Other diagnostic factors
common
gastrointestinal bleeding
More common in patients with type 2 or 3 disease. Patients should be evaluated for an anatomic cause. Gastrointestinal bleeding is also associated with angiodysplasia, particularly in the context of aortic stenosis and acquired von Willebrand syndrome.
epistaxis
More suggestive if prolonged (>30 minutes) or requires medical intervention to control bleeding.
uncommon
blood transfusions
A history of requiring transfusion repeatedly postoperatively or for significant anemia can be an indirect indicator of bleeding disorders.
hemarthrosis
Rare except with factor VIII levels <5% of normal.
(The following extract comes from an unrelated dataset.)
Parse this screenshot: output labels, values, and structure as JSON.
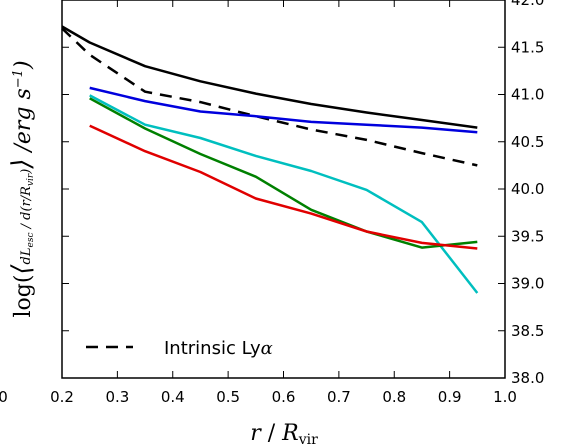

central nervous system bleeding
Rare, except in patients with severe disease.
hematuria
VWD may exacerbate risk of bleeding from underlying lesions. Patients should be evaluated for an anatomic cause.
Risk factors
strong
positive family history
Heterozygotes for types 2N and 3 are usually asymptomatic.
consanguineous relationships
Severe (type 3) VWD is more common in countries or regions where consanguineous relationships are accepted.[6]
weak
lymphoproliferative disorders
Although rare, acquired von Willebrand syndrome is often associated with lymphoproliferative disorders such as monoclonal gammopathy of undetermined significance, multiple myeloma, or Waldenstrom macroglobulinemia.[9]
aortic stenosis
Acquired VWS has been found to be associated with aortic stenosis.
myeloproliferative disorders
Acquired von Willebrand syndrome has been found to be associated with myeloproliferative disorders.
hypothyroidism
Infrequently, acquired von Willebrand syndrome has been found to be associated with hypothyroidism, as von Willebrand factor synthesis is dependent on thyroid hormone.